Roxy nodded. She wanted to say so much to Dave right then, but the knot in her throat wouldn’t allow it. Whenever she
felt distraught and on the verge of tears, the moment she tried to speak, she would break into sobs. Roxy usually had a firm handle on dealing with grief, always trying to prepare herself for the worst happening, so that if it did, it wouldn’t be such a hard blow. But she never saw this coming. She hated that she couldn’t say what she felt to Dave. She wanted to thank him. Thank him for finding her in the park, for finding a place for them to stay, for keeping her safe, and for being such a great, fast friend. She could only nod, as she squeezed her eyes closed and the tears flowed down her face.
Dave came over to the bed and sat beside her. He wrapped his massive arms around her and pulled her close. “I’ll be here for you, for the rest of your life, Roxy.”
She sighed, cracking a brief smile, slightly pulling out of Dave’s embrace. Their eyes locking for only a moment, Roxy felt alive with electricity as she carefully studied his arresting features. His dark, soulful eyes, his strong jaw line with sprigs of stubble blossoming on his chin and cheeks, the way his lips curved into a grin—all captivated her. Dave leaned forward and gently kissed her cheek, before drawing back, his eyes meeting hers once again.
“You know, last night, in Mattie’s shop, I could have sworn that you had the most beautiful brown eyes. But now, in this light, I can see that they are actually hazel. They’re really stunning,” Dave smiled.
“Hazel? No… my eyes are brown, you were right the first time,” she grinned, looking at him slightly confused.

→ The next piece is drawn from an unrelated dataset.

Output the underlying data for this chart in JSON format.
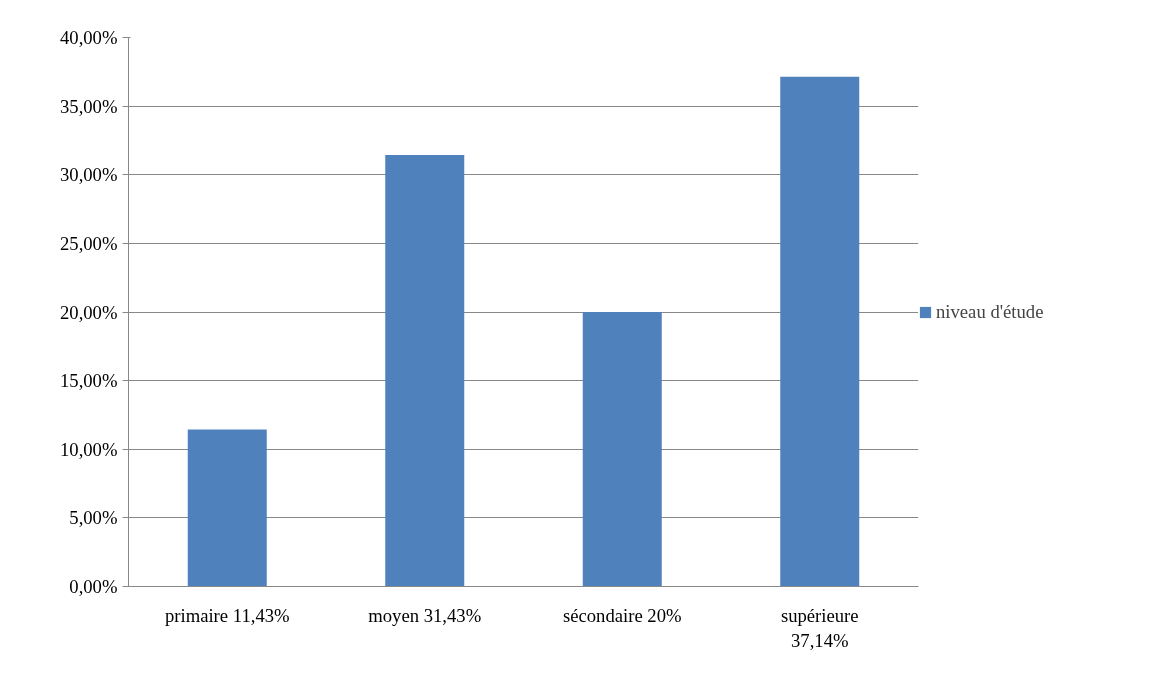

“Maybe hazel-brown—but they are definitely not just brown. They are a dark green, surrounding a small circle of light brown,” Dave said inspecting her eyes and pointing to them.
“I’ve had them my whole life, and they’re not green. Where—” she began softly.
A knock sounded at the door. “Dave it’s me, can I come in?” Mattie shouted from outside the room.
Roxy nodded, wiping the tears from her cheeks. Dave slowly withdrew from their embrace and made his way across the tiny room in two strides to open the door.
“Mind if I come in for a while? I think if I stay out here with Edgar any longer, I may kill him, myself.” Mattie asked.
“Come in,” Roxy croaked, trying to force a fake smile on her swollen, feeling face.
“Edgar’s out there talking
,” Mattie said. “About how he went to the liquor store this morning and ran into some girl on a dirt bike. He says that he was trying to help her but she got spooked and left him, and those two weirdoes chased him home. What a moron…He knew we were coming and couldn’t wait until we got here? I tell you what, if I was a young lady and I ran into Edgar, I’d be scared of him too. I just can’t listen to him anymore.”
Mattie sat in one of the chairs at the small table, while Dave took a seat in the adjacent chair.
“Can I get you anything to eat darlin’? Lynn’s a real good cook, she’ll whip you up just about anything want,” Mattie offered a look of sympathy. “Sorry ‘bout earlier, Lynn isn’t the friendliest with strangers.”
“Thanks Mattie,” Roxy chuckled a little between sniffles. “I’m good.”